Human rights activist Karen de Souza has condemned the treatment meted out to a 14-year-old rape victim by the officers at the Turkeyen Police Station, where the girl was made to wait eight hours for a female officer to accompany her to the hospital for a medical certificate.
This occurred the day after the bloodied girl was taken by her parents to report the attack and was told to return the next day to be taken to the hospital for the medical.
Calling the treatment “inhumane” and “disgusting,” de Souza told Stabroek News the actions of the officers go against what is set out in the new Sexual Offences Act, which has provisions to minimise the additional trauma that victims experience while trying to seek justice.
The child’s mother visited this newspaper with her daughter yesterday to complain about the actions of the officers and she is also calling on the police to quickly apprehend the man who committed the act last Thursday night.
The child was grabbed from outside her home and taken to a lonely spot, where she was brutally raped. She also sustained an injury to her back during the attack.
The child and her parents had reported the attack shortly after it happened but the police sent away the bloodied victim and told her to return the following day to be accompanied to the hospital for the medical certificate.
De Souza pointed out that the victim should have been taken the very night to the hospital instead of being asked to return as she would have gone home and taken a shower, thus interfering with the physical evidence that would have existed of the attack.
The following day when the child and her mother returned to the station, they were asked to wait for a female officer.

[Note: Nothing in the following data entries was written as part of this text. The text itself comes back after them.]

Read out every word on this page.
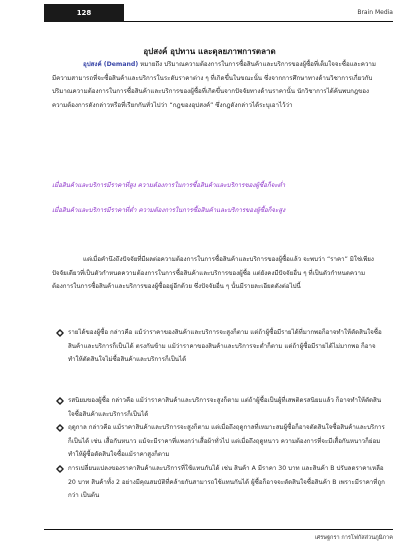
128	Brain Media
อุปสงค์ อุปทาน และดุลยภาพการตลาด

อุปสงค์ (Demand) หมายถึง ปริมาณความต้องการในการซื้อสินค้าและบริการของผู้ซื้อที่เต็มใจจะซื้อและความมีความสามารถที่จะซื้อสินค้าและบริการในระดับราคาต่าง ๆ ที่เกิดขึ้นในขณะนั้น ซึ่งจากการศึกษาทางด้านวิชาการเกี่ยวกับปริมาณความต้องการในการซื้อสินค้าและบริการของผู้ซื้อที่เกิดขึ้นจากปัจจัยทางด้านราคานั้น นักวิชาการได้ค้นพบกฎของความต้องการดังกล่าวหรือที่เรียกกันทั่วไปว่า “กฎของอุปสงค์” ซึ่งกฎดังกล่าวได้ระบุเอาไว้ว่า

เมื่อสินค้าและบริการมีราคาที่สูง ความต้องการในการซื้อสินค้าและบริการของผู้ซื้อก็จะต่ำ
เมื่อสินค้าและบริการมีราคาที่ต่ำ ความต้องการในการซื้อสินค้าและบริการของผู้ซื้อก็จะสูง

แต่เมื่อคำนึงถึงปัจจัยที่มีผลต่อความต้องการในการซื้อสินค้าและบริการของผู้ซื้อแล้ว จะพบว่า “ราคา” มิใช่เพียงปัจจัยเดียวที่เป็นตัวกำหนดความต้องการในการซื้อสินค้าและบริการของผู้ซื้อ แต่ยังคงมีปัจจัยอื่น ๆ ที่เป็นตัวกำหนดความต้องการในการซื้อสินค้าและบริการของผู้ซื้ออยู่อีกด้วย ซึ่งปัจจัยอื่น ๆ นั้นมีรายละเอียดดังต่อไปนี้

รายได้ของผู้ซื้อ กล่าวคือ แม้ว่าราคาของสินค้าและบริการจะสูงก็ตาม แต่ถ้าผู้ซื้อมีรายได้ที่มากพอก็อาจทำให้ตัดสินใจซื้อสินค้าและบริการก็เป็นได้ ตรงกันข้าม แม้ว่าราคาของสินค้าและบริการจะต่ำก็ตาม แต่ถ้าผู้ซื้อมีรายได้ไม่มากพอ ก็อาจทำให้ตัดสินใจไม่ซื้อสินค้าและบริการก็เป็นได้
รสนิยมของผู้ซื้อ กล่าวคือ แม้ว่าราคาสินค้าและบริการจะสูงก็ตาม แต่ถ้าผู้ซื้อเป็นผู้ที่เสพติดรสนิยมแล้ว ก็อาจทำให้ตัดสินใจซื้อสินค้าและบริการก็เป็นได้
ฤดูกาล กล่าวคือ แม้ราคาสินค้าและบริการจะสูงก็ตาม แต่เมื่อถึงฤดูกาลที่เหมาะสมผู้ซื้อก็อาจตัดสินใจซื้อสินค้าและบริการก็เป็นได้ เช่น เสื้อกันหนาว แม้จะมีราคาที่แพงกว่าเสื้อผ้าทั่วไป แต่เมื่อถึงฤดูหนาว ความต้องการที่จะมีเสื้อกันหนาวก็ย่อมทำให้ผู้ซื้อตัดสินใจซื้อแม้ราคาสูงก็ตาม
การเปลี่ยนแปลงของราคาสินค้าและบริการที่ใช้แทนกันได้ เช่น สินค้า A มีราคา 30 บาท และสินค้า B ปรับลดราคาเหลือ 20 บาท สินค้าทั้ง 2 อย่างมีคุณสมบัติที่คล้ายกันสามารถใช้แทนกันได้ ผู้ซื้อก็อาจจะตัดสินใจซื้อสินค้า B เพราะมีราคาที่ถูกกว่า เป็นต้น
เศรษฐกรา การโฟกัสส่วนภูมิภาค
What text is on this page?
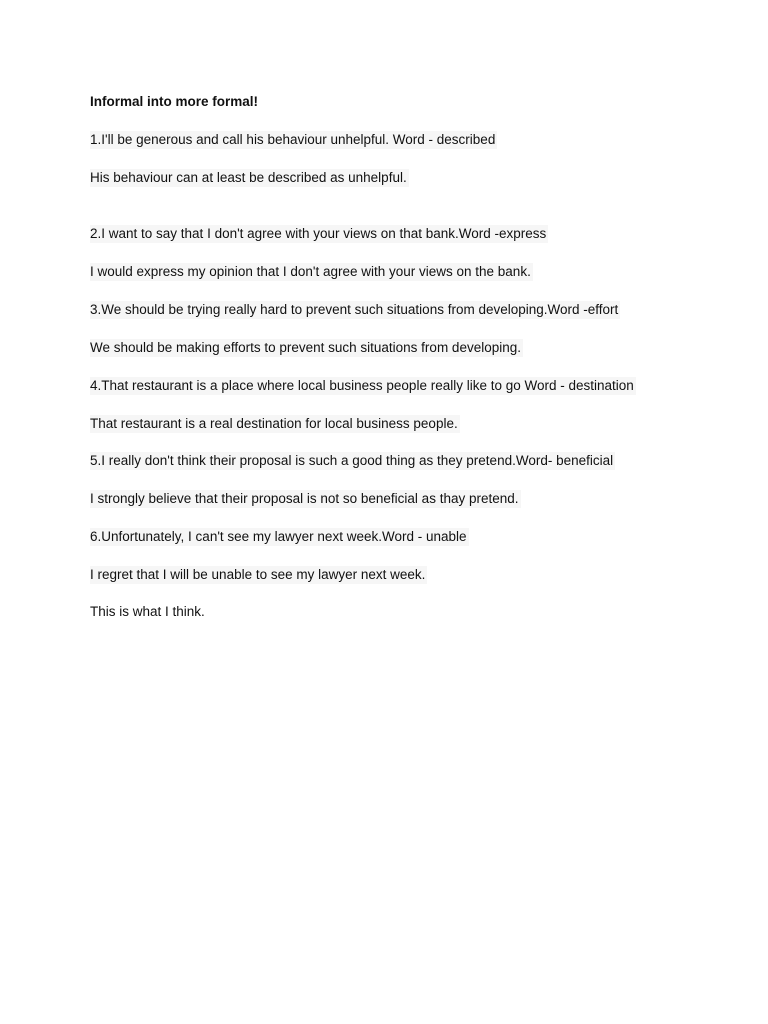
Informal into more formal!
1.I'll be generous and call his behaviour unhelpful. Word - described
His behaviour can at least be described as unhelpful.
2.I want to say that I don't agree with your views on that bank.Word -express
I would express my opinion that I don't agree with your views on the bank.
3.We should be trying really hard to prevent such situations from developing.Word -effort
We should be making efforts to prevent such situations from developing.
4.That restaurant is a place where local business people really like to go Word - destination
That restaurant is a real destination for local business people.
5.I really don't think their proposal is such a good thing as they pretend.Word- beneficial
I strongly believe that their proposal is not so beneficial as thay pretend.
6.Unfortunately, I can't see my lawyer next week.Word - unable
I regret that I will be unable to see my lawyer next week.
This is what I think.
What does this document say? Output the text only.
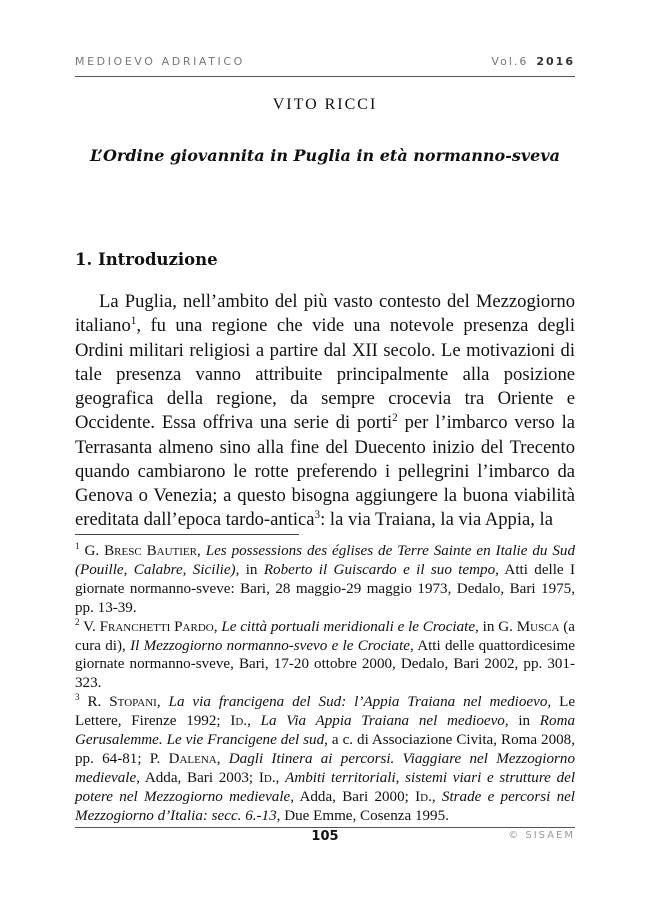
MEDIOEVO ADRIATICO	Vol.6 2016
VITO RICCI
L’Ordine giovannita in Puglia in età normanno-sveva
1. Introduzione
La Puglia, nell’ambito del più vasto contesto del Mezzogiorno italiano$^1$, fu una regione che vide una notevole presenza degli Ordini militari religiosi a partire dal XII secolo. Le motivazioni di tale presenza vanno attribuite principalmente alla posizione geografica della regione, da sempre crocevia tra Oriente e Occidente. Essa offriva una serie di porti$^2$ per l’imbarco verso la Terrasanta almeno sino alla fine del Duecento inizio del Trecento quando cambiarono le rotte preferendo i pellegrini l’imbarco da Genova o Venezia; a questo bisogna aggiungere la buona viabilità ereditata dall’epoca tardo-antica$^3$: la via Traiana, la via Appia, la

$^1$ G. Bresc Bautier, Les possessions des églises de Terre Sainte en Italie du Sud (Pouille, Calabre, Sicilie), in Roberto il Guiscardo e il suo tempo, Atti delle I giornate normanno-sveve: Bari, 28 maggio-29 maggio 1973, Dedalo, Bari 1975, pp. 13-39.

$^2$ V. Franchetti Pardo, Le città portuali meridionali e le Crociate, in G. Musca (a cura di), Il Mezzogiorno normanno-svevo e le Crociate, Atti delle quattordicesime giornate normanno-sveve, Bari, 17-20 ottobre 2000, Dedalo, Bari 2002, pp. 301-323.

$^3$ R. Stopani, La via francigena del Sud: l’Appia Traiana nel medioevo, Le Lettere, Firenze 1992; Id., La Via Appia Traiana nel medioevo, in Roma Gerusalemme. Le vie Francigene del sud, a c. di Associazione Civita, Roma 2008, pp. 64-81; P. Dalena, Dagli Itinera ai percorsi. Viaggiare nel Mezzogiorno medievale, Adda, Bari 2003; Id., Ambiti territoriali, sistemi viari e strutture del potere nel Mezzogiorno medievale, Adda, Bari 2000; Id., Strade e percorsi nel Mezzogiorno d’Italia: secc. 6.-13, Due Emme, Cosenza 1995.

105	© SISAEM
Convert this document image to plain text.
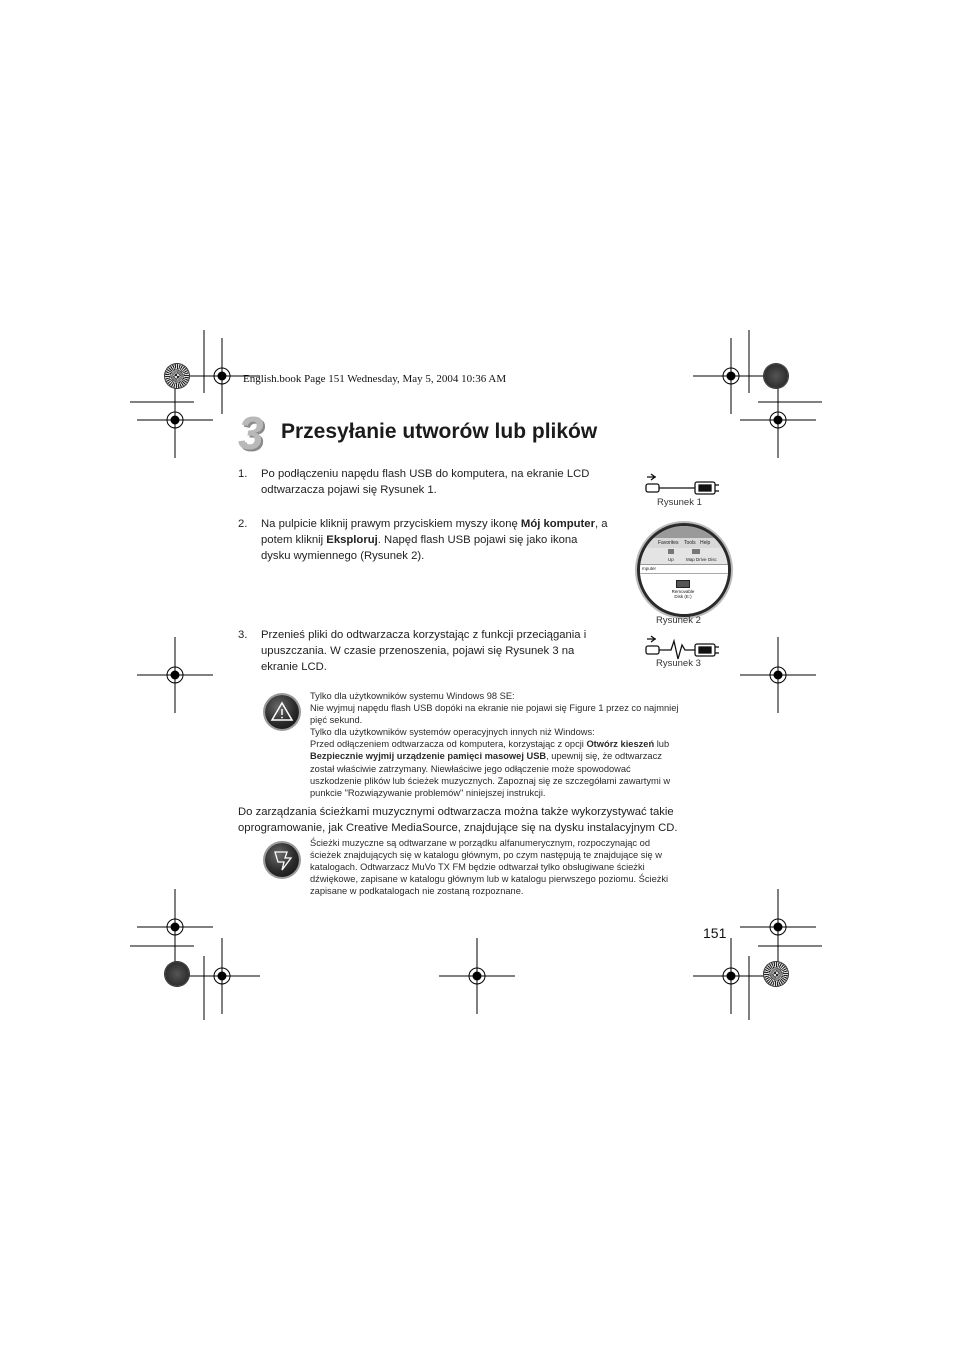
English.book Page 151 Wednesday, May 5, 2004 10:36 AM
3 Przesyłanie utworów lub plików
1. Po podłączeniu napędu flash USB do komputera, na ekranie LCD
odtwarzacza pojawi się Rysunek 1.
2. Na pulpicie kliknij prawym przyciskiem myszy ikonę Mój komputer, a
potem kliknij Eksploruj. Napęd flash USB pojawi się jako ikona
dysku wymiennego (Rysunek 2).
3. Przenieś pliki do odtwarzacza korzystając z funkcji przeciągania i
upuszczania. W czasie przenoszenia, pojawi się Rysunek 3 na
ekranie LCD.
Rysunek 1
Favorites Tools Help
Up	Map Drive Disc
mputer
Removable
Disk (E:)
Rysunek 2
Rysunek 3
Tylko dla użytkowników systemu Windows 98 SE:
Nie wyjmuj napędu flash USB dopóki na ekranie nie pojawi się Figure 1 przez co najmniej
pięć sekund.
Tylko dla użytkowników systemów operacyjnych innych niż Windows:
Przed odłączeniem odtwarzacza od komputera, korzystając z opcji Otwórz kieszeń lub
Bezpiecznie wyjmij urządzenie pamięci masowej USB, upewnij się, że odtwarzacz
został właściwie zatrzymany. Niewłaściwe jego odłączenie może spowodować
uszkodzenie plików lub ścieżek muzycznych. Zapoznaj się ze szczegółami zawartymi w
punkcie "Rozwiązywanie problemów" niniejszej instrukcji.
Do zarządzania ścieżkami muzycznymi odtwarzacza można także wykorzystywać takie
oprogramowanie, jak Creative MediaSource, znajdujące się na dysku instalacyjnym CD.
Ścieżki muzyczne są odtwarzane w porządku alfanumerycznym, rozpoczynając od
ścieżek znajdujących się w katalogu głównym, po czym następują te znajdujące się w
katalogach. Odtwarzacz MuVo TX FM będzie odtwarzał tylko obsługiwane ścieżki
dźwiękowe, zapisane w katalogu głównym lub w katalogu pierwszego poziomu. Ścieżki
zapisane w podkatalogach nie zostaną rozpoznane.
151
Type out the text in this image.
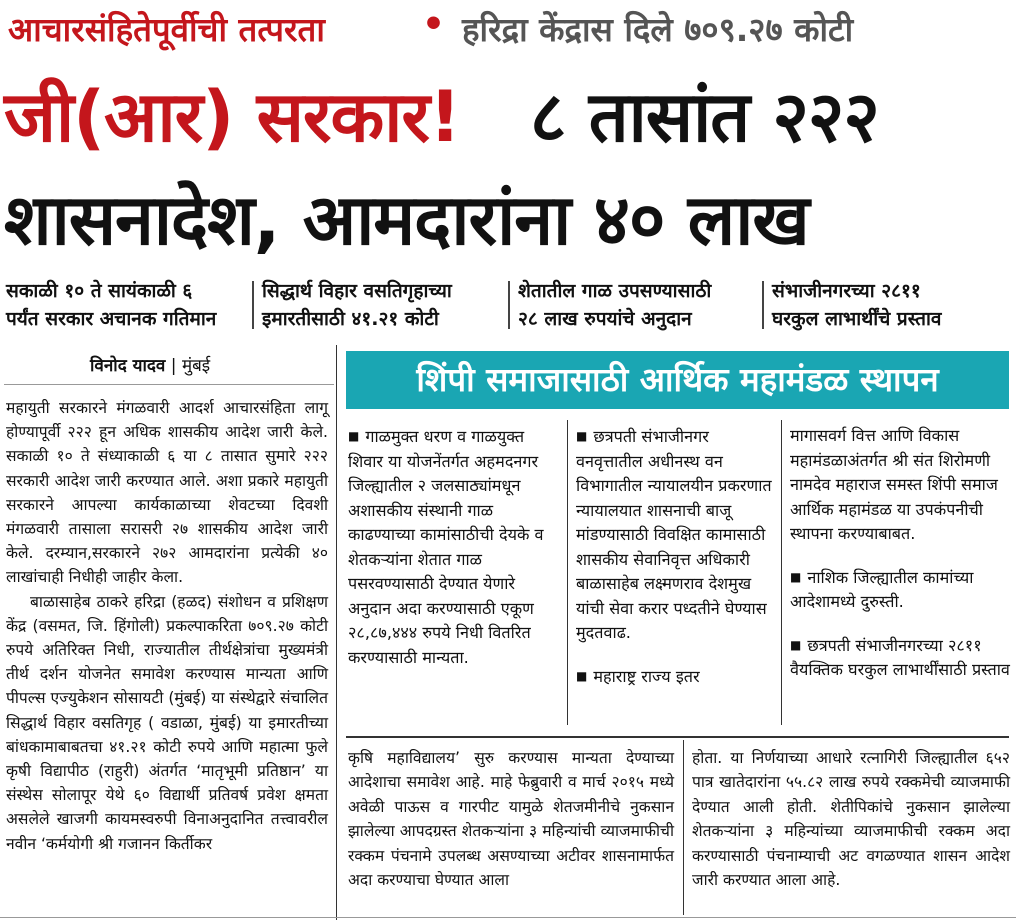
आचारसंहितेपूर्वीची तत्परता	• हरिद्रा केंद्रास दिले ७०९.२७ कोटी
जी(आर) सरकार! ८ तासांत २२२
शासनादेश, आमदारांना ४० लाख
सकाळी १० ते सायंकाळी ६
पर्यंत सरकार अचानक गतिमान
सिद्धार्थ विहार वसतिगृहाच्या
इमारतीसाठी ४१.२१ कोटी
शेतातील गाळ उपसण्यासाठी
२८ लाख रुपयांचे अनुदान
संभाजीनगरच्या २८११
घरकुल लाभार्थींचे प्रस्ताव
विनोद यादव | मुंबई

महायुती सरकारने मंगळवारी आदर्श आचारसंहिता लागू होण्यापूर्वी २२२ हून अधिक शासकीय आदेश जारी केले. सकाळी १० ते संध्याकाळी ६ या ८ तासात सुमारे २२२ सरकारी आदेश जारी करण्यात आले. अशा प्रकारे महायुती सरकारने आपल्या कार्यकाळाच्या शेवटच्या दिवशी मंगळवारी तासाला सरासरी २७ शासकीय आदेश जारी केले. दरम्यान,सरकारने २७२ आमदारांना प्रत्येकी ४० लाखांचाही निधीही जाहीर केला.

बाळासाहेब ठाकरे हरिद्रा (हळद) संशोधन व प्रशिक्षण केंद्र (वसमत, जि. हिंगोली) प्रकल्पाकरिता ७०९.२७ कोटी रुपये अतिरिक्त निधी, राज्यातील तीर्थक्षेत्रांचा मुख्यमंत्री तीर्थ दर्शन योजनेत समावेश करण्यास मान्यता आणि पीपल्स एज्युकेशन सोसायटी (मुंबई) या संस्थेद्वारे संचालित सिद्धार्थ विहार वसतिगृह ( वडाळा, मुंबई) या इमारतीच्या बांधकामाबाबतचा ४१.२१ कोटी रुपये आणि महात्मा फुले कृषी विद्यापीठ (राहुरी) अंतर्गत ‘मातृभूमी प्रतिष्ठान’ या संस्थेस सोलापूर येथे ६० विद्यार्थी प्रतिवर्ष प्रवेश क्षमता असलेले खाजगी कायमस्वरुपी विनाअनुदानित तत्त्वावरील नवीन ‘कर्मयोगी श्री गजानन किर्तीकर

शिंपी समाजासाठी आर्थिक महामंडळ स्थापन
■ गाळमुक्त धरण व गाळयुक्त शिवार या योजनेंतर्गत अहमदनगर जिल्ह्यातील २ जलसाठ्यांमधून अशासकीय संस्थानी गाळ काढण्याच्या कामांसाठीची देयके व शेतकऱ्यांना शेतात गाळ पसरवण्यासाठी देण्यात येणारे अनुदान अदा करण्यासाठी एकूण २८,८७,४४४ रुपये निधी वितरित करण्यासाठी मान्यता.
■ छत्रपती संभाजीनगर वनवृत्तातील अधीनस्थ वन विभागातील न्यायालयीन प्रकरणात न्यायालयात शासनाची बाजू मांडण्यासाठी विवक्षित कामासाठी शासकीय सेवानिवृत्त अधिकारी बाळासाहेब लक्ष्मणराव देशमुख यांची सेवा करार पध्दतीने घेण्यास मुदतवाढ.
■ महाराष्ट्र राज्य इतर
मागासवर्ग वित्त आणि विकास महामंडळाअंतर्गत श्री संत शिरोमणी नामदेव महाराज समस्त शिंपी समाज आर्थिक महामंडळ या उपकंपनीची स्थापना करण्याबाबत.
■ नाशिक जिल्ह्यातील कामांच्या आदेशामध्ये दुरुस्ती.
■ छत्रपती संभाजीनगरच्या २८११ वैयक्तिक घरकुल लाभार्थींसाठी प्रस्ताव
कृषि महाविद्यालय’ सुरु करण्यास मान्यता देण्याच्या आदेशाचा समावेश आहे. माहे फेब्रुवारी व मार्च २०१५ मध्ये अवेळी पाऊस व गारपीट यामुळे शेतजमीनीचे नुकसान झालेल्या आपदग्रस्त शेतकऱ्यांना ३ महिन्यांची व्याजमाफीची रक्कम पंचनामे उपलब्ध असण्याच्या अटीवर शासनामार्फत अदा करण्याचा घेण्यात आला
होता. या निर्णयाच्या आधारे रत्नागिरी जिल्ह्यातील ६५२ पात्र खातेदारांना ५५.८२ लाख रुपये रक्कमेची व्याजमाफी देण्यात आली होती. शेतीपिकांचे नुकसान झालेल्या शेतकऱ्यांना ३ महिन्यांच्या व्याजमाफीची रक्कम अदा करण्यासाठी पंचनाम्याची अट वगळण्यात शासन आदेश जारी करण्यात आला आहे.
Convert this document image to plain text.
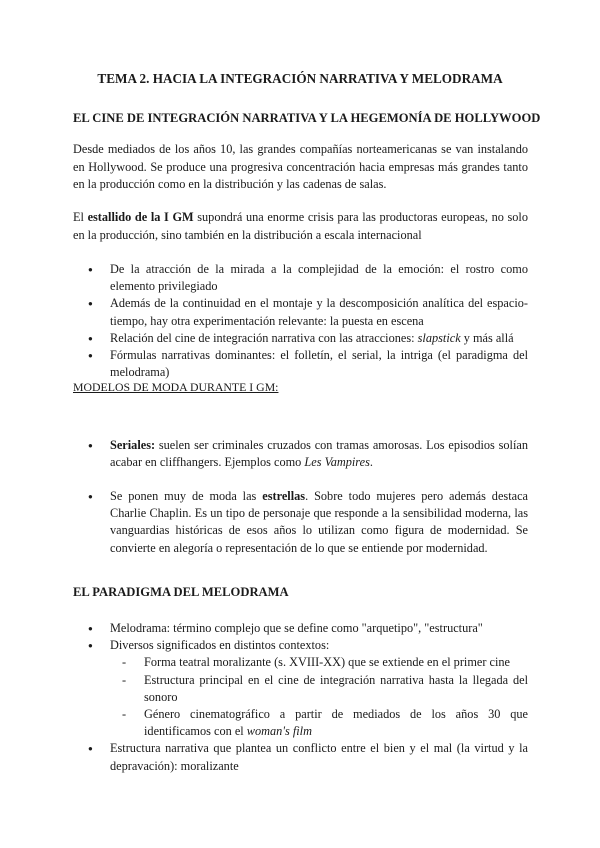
TEMA 2. HACIA LA INTEGRACIÓN NARRATIVA Y MELODRAMA
EL CINE DE INTEGRACIÓN NARRATIVA Y LA HEGEMONÍA DE HOLLYWOOD
Desde mediados de los años 10, las grandes compañías norteamericanas se van instalando en Hollywood. Se produce una progresiva concentración hacia empresas más grandes tanto en la producción como en la distribución y las cadenas de salas.
El estallido de la I GM supondrá una enorme crisis para las productoras europeas, no solo en la producción, sino también en la distribución a escala internacional
● De la atracción de la mirada a la complejidad de la emoción: el rostro como elemento privilegiado
● Además de la continuidad en el montaje y la descomposición analítica del espacio-tiempo, hay otra experimentación relevante: la puesta en escena
● Relación del cine de integración narrativa con las atracciones: slapstick y más allá
● Fórmulas narrativas dominantes: el folletín, el serial, la intriga (el paradigma del melodrama)
MODELOS DE MODA DURANTE I GM:
● Seriales: suelen ser criminales cruzados con tramas amorosas. Los episodios solían acabar en cliffhangers. Ejemplos como Les Vampires.
● Se ponen muy de moda las estrellas. Sobre todo mujeres pero además destaca Charlie Chaplin. Es un tipo de personaje que responde a la sensibilidad moderna, las vanguardias históricas de esos años lo utilizan como figura de modernidad. Se convierte en alegoría o representación de lo que se entiende por modernidad.
EL PARADIGMA DEL MELODRAMA
● Melodrama: término complejo que se define como "arquetipo", "estructura"
● Diversos significados en distintos contextos:
- Forma teatral moralizante (s. XVIII-XX) que se extiende en el primer cine
- Estructura principal en el cine de integración narrativa hasta la llegada del sonoro
- Género cinematográfico a partir de mediados de los años 30 que identificamos con el woman's film
● Estructura narrativa que plantea un conflicto entre el bien y el mal (la virtud y la depravación): moralizante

The wait lasted from around 8am in the morning until 4pm.
“It is a total lack of consideration for what the person is feeling,” de Souza said, while adding that it was also in violation of the revised Sexual Offences Act. “It is disgusting,” she declared.
The child’s mother recounted that after the police officer arrived, she took them to the Accident and Emer-gency Unit of the Georgetown Public Hospital and left them there while she proceeded to the police outpost in the hospital’s compound and chatted with her colleague. When the woman and child approached the triage nurse, they were informed that they had to visit the hospital’s out-patient section or the nearest health centre. This information was told to the police officer, who called her superior, who indicated that they should wait. T
he woman said she contacted her husband, who turned up at the hospital and “get on bad” after he learned what had been happening. It was only then they were allowed to see a doctor. After examining the child, the doctor issued the certificate and also gave her some medication. The child was also seen by a counselor at the hospital.
De Souza said she cannot comprehend why such a bureaucratic approach would have been taken at the hospital, while adding that the hospital has certain protocols in dealing with such victims which have worked in the past. “It is a ridiculous and sad encounter for someone who would have had such a horrific experience,” she said.
The child’s mother also complained about the police’s seeming unwillingness to actively look for the perpetrator. The man is known to the child and his family has approached her parents to “settle the matter” but they advised that the man should turn himself over to the police.
A senior police officer in the division said that the police are looking for the man, who is known, and no stone would be left unturned.
De Souza advised that the police have three months to prepare the file and in the meantime the victim should be counselled and be prepared for court.